Section 5.7   Vice Presidents. The several Vice Presidents shall have such powers and duties as may be assigned to them by these Bylaws and as may from time to time be assigned to them by the Board of Directors and may sign, with any other proper officer, certificates for shares of the Corporation.

Section 5.8   Secretary. The Secretary, if available, shall attend all meetings of the Board of Directors and all meetings of the Stockholders and record the proceedings of the meetings in a book to be kept for that purpose and shall perform like duties for any committee of the Board of Directors as shall designate him to serve. He shall give, or cause to be given, notice of all meetings of the Stockholders and meetings of the Board of Directors and committees thereof and shall perform such other duties incident to the office of secretary or as may be prescribed by the Board of Directors or the Chairman, under whose supervision he shall be. He shall have custody of the corporate seal of the Corporation and he, or any Assistant Secretary, or any other person whom the Board of Directors may designate, shall have authority to affix the same to any instrument requiring it, and when so affixed it may be attested by his signature or by the signature of any Assistant Secretary or by the signature of such other person so affixing such seal.
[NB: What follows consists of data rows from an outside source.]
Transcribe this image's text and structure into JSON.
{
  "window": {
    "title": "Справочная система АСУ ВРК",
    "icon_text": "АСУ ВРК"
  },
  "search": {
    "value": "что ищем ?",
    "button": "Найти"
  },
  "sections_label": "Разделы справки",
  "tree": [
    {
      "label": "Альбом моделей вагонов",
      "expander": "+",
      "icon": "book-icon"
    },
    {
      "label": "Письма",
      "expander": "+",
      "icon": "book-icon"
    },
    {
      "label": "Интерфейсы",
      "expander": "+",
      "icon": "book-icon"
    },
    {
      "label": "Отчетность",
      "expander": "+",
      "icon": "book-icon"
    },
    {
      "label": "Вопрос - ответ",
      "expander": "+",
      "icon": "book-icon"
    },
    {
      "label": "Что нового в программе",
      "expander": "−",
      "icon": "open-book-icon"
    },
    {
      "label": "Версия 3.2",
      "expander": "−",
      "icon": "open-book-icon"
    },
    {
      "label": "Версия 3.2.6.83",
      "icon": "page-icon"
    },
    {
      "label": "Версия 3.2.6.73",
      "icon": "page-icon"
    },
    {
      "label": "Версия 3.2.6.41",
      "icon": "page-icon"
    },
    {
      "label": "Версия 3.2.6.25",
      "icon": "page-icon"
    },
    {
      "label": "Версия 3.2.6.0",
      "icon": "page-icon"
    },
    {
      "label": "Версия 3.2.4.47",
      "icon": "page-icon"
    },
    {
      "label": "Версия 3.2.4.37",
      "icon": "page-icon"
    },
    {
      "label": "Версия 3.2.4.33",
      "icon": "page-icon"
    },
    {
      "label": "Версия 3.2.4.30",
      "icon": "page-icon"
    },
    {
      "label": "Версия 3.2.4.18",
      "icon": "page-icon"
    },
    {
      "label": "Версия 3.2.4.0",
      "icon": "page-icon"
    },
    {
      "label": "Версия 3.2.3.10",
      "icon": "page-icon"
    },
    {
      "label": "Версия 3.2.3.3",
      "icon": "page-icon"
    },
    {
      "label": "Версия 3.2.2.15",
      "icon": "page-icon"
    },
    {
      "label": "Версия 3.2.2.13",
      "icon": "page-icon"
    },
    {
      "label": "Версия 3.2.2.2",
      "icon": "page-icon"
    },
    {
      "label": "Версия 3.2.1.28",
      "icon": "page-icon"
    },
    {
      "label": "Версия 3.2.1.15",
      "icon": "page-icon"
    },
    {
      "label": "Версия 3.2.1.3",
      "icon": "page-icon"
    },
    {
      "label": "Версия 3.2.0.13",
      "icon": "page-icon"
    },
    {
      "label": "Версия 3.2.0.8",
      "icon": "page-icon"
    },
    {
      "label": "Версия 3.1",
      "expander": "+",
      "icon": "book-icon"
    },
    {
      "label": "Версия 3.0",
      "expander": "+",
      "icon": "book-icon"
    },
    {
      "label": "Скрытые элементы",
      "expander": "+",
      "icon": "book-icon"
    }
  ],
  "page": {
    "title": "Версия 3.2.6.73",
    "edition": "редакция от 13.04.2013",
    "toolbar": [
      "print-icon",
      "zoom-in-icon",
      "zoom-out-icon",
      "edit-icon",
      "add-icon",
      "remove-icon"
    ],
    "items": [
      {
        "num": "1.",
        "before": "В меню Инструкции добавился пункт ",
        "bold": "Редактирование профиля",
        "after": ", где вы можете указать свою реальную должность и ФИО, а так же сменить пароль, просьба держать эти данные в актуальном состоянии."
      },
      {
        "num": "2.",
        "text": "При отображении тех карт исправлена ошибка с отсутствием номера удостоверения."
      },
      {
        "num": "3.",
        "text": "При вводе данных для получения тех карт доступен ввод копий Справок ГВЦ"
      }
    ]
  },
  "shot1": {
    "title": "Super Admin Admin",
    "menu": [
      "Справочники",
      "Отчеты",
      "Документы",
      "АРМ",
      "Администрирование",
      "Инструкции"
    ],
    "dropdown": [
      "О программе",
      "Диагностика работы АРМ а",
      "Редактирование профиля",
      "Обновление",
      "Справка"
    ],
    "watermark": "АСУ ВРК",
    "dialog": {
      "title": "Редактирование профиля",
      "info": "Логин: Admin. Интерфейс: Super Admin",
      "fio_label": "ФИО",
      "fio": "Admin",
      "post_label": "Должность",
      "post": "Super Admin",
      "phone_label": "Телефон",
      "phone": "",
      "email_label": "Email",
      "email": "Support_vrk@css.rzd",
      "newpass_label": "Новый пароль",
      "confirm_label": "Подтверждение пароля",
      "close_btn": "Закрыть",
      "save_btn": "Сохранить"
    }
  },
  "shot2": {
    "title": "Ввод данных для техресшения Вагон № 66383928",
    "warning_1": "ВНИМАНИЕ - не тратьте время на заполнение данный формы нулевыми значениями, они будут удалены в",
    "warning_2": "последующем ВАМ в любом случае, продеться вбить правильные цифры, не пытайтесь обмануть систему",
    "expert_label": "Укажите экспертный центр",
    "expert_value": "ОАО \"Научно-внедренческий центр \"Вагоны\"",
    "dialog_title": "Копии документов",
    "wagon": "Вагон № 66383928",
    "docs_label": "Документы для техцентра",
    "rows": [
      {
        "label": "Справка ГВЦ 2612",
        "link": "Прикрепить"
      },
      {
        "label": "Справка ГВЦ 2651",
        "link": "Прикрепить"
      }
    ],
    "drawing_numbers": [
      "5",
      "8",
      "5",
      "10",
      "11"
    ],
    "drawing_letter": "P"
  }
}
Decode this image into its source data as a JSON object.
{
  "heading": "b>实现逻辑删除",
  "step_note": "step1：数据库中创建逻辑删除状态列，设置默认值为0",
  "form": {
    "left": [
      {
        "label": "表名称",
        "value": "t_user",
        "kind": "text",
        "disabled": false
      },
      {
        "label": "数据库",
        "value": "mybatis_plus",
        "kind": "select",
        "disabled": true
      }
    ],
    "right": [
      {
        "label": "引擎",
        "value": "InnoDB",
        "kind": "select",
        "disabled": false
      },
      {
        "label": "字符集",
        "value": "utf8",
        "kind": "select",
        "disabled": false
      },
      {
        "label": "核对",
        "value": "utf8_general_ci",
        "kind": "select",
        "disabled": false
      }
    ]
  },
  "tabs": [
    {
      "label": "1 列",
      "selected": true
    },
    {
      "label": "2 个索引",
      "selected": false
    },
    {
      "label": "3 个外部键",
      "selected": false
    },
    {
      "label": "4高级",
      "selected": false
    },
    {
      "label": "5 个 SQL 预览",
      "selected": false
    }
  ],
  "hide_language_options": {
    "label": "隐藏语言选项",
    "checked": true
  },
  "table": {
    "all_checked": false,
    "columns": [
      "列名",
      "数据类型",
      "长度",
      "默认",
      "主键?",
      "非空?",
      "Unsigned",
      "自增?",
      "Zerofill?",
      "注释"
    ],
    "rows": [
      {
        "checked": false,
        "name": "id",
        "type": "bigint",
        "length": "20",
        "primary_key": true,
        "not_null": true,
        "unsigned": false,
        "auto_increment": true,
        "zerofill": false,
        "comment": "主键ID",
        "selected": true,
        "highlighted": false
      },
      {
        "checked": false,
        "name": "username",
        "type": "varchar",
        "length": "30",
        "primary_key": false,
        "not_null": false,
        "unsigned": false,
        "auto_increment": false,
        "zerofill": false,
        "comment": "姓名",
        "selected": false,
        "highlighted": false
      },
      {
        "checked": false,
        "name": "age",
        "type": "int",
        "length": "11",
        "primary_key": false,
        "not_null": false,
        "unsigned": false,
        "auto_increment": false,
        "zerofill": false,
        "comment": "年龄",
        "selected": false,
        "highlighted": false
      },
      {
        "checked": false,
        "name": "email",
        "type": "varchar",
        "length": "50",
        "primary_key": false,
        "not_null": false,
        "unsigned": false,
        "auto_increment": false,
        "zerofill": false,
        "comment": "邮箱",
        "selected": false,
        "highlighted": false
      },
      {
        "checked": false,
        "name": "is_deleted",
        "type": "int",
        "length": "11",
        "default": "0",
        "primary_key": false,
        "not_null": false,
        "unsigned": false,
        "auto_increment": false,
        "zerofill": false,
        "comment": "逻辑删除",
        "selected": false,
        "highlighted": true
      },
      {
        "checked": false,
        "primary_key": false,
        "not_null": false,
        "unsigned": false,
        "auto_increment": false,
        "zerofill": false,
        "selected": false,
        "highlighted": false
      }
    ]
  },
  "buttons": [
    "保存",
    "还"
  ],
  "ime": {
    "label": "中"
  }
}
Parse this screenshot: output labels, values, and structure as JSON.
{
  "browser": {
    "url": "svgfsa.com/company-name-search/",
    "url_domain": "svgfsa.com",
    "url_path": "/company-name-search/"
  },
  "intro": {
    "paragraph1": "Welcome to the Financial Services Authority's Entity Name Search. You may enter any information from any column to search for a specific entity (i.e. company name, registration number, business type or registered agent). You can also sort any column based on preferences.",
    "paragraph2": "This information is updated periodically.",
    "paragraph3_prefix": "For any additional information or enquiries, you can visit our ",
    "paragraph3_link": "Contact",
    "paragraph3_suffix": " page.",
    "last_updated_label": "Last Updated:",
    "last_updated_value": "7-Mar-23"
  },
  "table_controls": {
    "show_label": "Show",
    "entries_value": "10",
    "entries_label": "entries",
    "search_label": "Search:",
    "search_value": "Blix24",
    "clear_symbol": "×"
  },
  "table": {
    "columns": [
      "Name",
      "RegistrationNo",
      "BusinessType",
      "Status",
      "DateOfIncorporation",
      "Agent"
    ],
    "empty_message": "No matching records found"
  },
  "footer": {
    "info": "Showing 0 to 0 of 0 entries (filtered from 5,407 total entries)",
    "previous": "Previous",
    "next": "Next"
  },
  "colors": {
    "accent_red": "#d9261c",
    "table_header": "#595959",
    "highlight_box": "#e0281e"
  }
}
Section 5.9   Assistant Secretaries. Each Assistant Secretary shall have the usual powers and duties pertaining to his office, together with such other powers and duties as may be assigned to him by the Board of Directors, the Chairman, the President or the Secretary. The

19




Assistant Secretary or such other person as may be designated by the President shall exercise the powers of the Secretary during that officer’s absence or inability to act.

Section 5.10 Treasurer. The Treasurer shall have the custody of and be responsible for the corporate funds and securities, shall keep full and accurate accounts of receipts and disbursements in the books belonging to the Corporation and shall deposit all moneys and other valuable effects in the name and to the credit of the Corporation in such depositories as may be designated by the Board of Directors. He shall disburse the funds of the Corporation as may be ordered by the Board of Directors, taking proper vouchers for such disbursements, and shall render to the President and the Board of Directors, at its regular meetings, or when the Board of Directors so requires, an account of all his transactions as Treasurer and of the financial condition of the Corporation, and he shall perform all other duties incident to the position of Treasurer, or as may be prescribed by the Board of Directors or the President. If required by the Board of Directors, he shall give the Corporation a bond in such sum and with such surety or sureties as shall be satisfactory to the Board of Directors for the faithful performance of the duties of his office and for the restoration to the Corporation, in case of his death, resignation, retirement or removal from office, of all books, papers, vouchers, money and other property of whatever kind in his possession or under his control belonging to the Corporation.

Section 5.11 Assistant Treasurers. Each Assistant Treasurer shall have the usual powers and duties pertaining to his office, together with such other powers and duties as may be assigned to him by the Board of Directors, the President or the Treasurer. The Assistant Treasurer or such other person designated by the President shall exercise the power of the Treasurer during that officer’s absence or inability to act.

Section 5.12 Subordinate Officers. The Board of Directors may (a) appoint such other subordinate officers and agents as it shall deem necessary who shall hold their offices for such terms, have such authority and perform such duties as the Board of Directors may from time to time determine, or (b) delegate to any committee or officer the power to appoint any such subordinate officers or agents.

20




Section 5.13 Salaries and Compensation. The salary or other compensation of officers shall be fixed from time to time by the Board of Directors. The Board of Directors may delegate to any committee or officer the power to fix from time to time the salary or other compensation of subordinate officers and agents appointed in accordance with the provisions of Section 5.12 hereof.

ARTICLE VI

Indemnification

Section 6.1   Indemnification of Directors and Officers.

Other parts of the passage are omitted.